Anak-anak dan menantu Suharto, sudah diikutsertakan dalam mengurusi yayasan-yayasan yang diketuai kedua orangtua mereka, untuk "belajar dalam rangka kegiatan sosial," kata Suharto, sebagaimana dikutip dalam Warta Ekonomi, 29 Oktober 1990 (hal. 29). Sigit Harjojudanto dan Indra Rukmana, ia dudukkan dalam pengurus Yayasan Dharmais, sementara Tommy dan Bambang Trihatmodjo, di Yayasan Dakab. Tutut dijadikan bendahara Yayasan Dana Gotong Royong Kemanusiaan, sementara Bambang dijadikan Bendahara Yayasan Dana Sejahtera Mandiri (Warta Ekonomi, 29 Okt. 1990: 29; Info-Bisnis , Juni 1994: 9, 15; Suara Independen , Jan.-Febr. 1996; D & R , 14 Juni 1997).

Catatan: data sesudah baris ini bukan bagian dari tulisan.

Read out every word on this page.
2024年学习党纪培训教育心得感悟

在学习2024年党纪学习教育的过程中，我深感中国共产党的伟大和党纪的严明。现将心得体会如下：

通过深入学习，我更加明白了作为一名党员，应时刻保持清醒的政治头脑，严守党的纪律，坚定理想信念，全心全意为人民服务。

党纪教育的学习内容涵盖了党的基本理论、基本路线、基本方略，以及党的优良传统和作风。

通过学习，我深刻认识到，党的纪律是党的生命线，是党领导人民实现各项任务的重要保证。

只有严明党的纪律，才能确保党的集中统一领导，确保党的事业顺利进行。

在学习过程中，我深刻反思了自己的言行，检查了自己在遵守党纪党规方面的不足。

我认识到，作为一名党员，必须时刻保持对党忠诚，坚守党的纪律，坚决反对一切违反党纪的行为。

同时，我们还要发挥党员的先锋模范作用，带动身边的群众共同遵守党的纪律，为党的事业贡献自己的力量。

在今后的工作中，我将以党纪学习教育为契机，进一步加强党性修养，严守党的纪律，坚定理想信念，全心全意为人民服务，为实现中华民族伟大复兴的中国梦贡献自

Dalam kelompok ketiga di mana Sudwikatmono ikut aktif, termasuk :
(18) Yayasan Prasetya Mulya
(19) Yayasan Bangun Citra Nusantara
(20) Yayasan Tujuh Dua
(21) Yayasan Indocement
dan (22) Yayasan Kyai Lemah Duwur.
Di samping itu, Sudwikatmono juga aktif dalam beberapa yayasan yang diketuai Suharto atau Nyonya Tien Suharto yang sudah disebut di atas, yakni Yayasan Dakab dan Yayasan Purna Bhakti Pertiwi.
Seperti kita ketahui, Yayasan Prasetya Mulya lebih dikenal melalui wajah Sofyan Wanandi, jurubicara yayasan itu. Namun ketua Dewan Penyantun yayasan yang beranggotakan 50 orang pengusaha raksasa itu sesungguhnya adalah Liem Sioe Liong. Di samping bertujuan menyalurkan dana dari konglomerat-konglomerat ke dunia pendidikan dan organisasi-organisasi non-pemerintah (ornop), yayasan ini dikenal sebagai penyalur aspirasi para konglomerat, melalui jurubicaranya tadi (Soetriyono, 1988: 26, 98; Forum Keadilan, 1 Sept. 1994: 33).
Yayasan Tujuh Dua adalah pemegang saham PT Media Bintang Indonesia, yang merupakan kerjasama antara Sudwikatmono dan partner dekatnya, Benny Suherman, dengan kelompok Ciputra (melalui Ir. Piek Mulyadi). Mereka dengan lihai memanfaatkan pembreidelan tabloid Monitor dengan membajak 23 orang bekas staf tabloid itu untuk menciptakan kelompok media hiburan Sudwikatmono sendiri, yakni kelompok Subentra Citra Media. Kelompok ini mencakup tabloid Bintang , majalah Sinar , tabloid hiburan anak-anak Fantasi, serta tabloid mingguan Dangdut.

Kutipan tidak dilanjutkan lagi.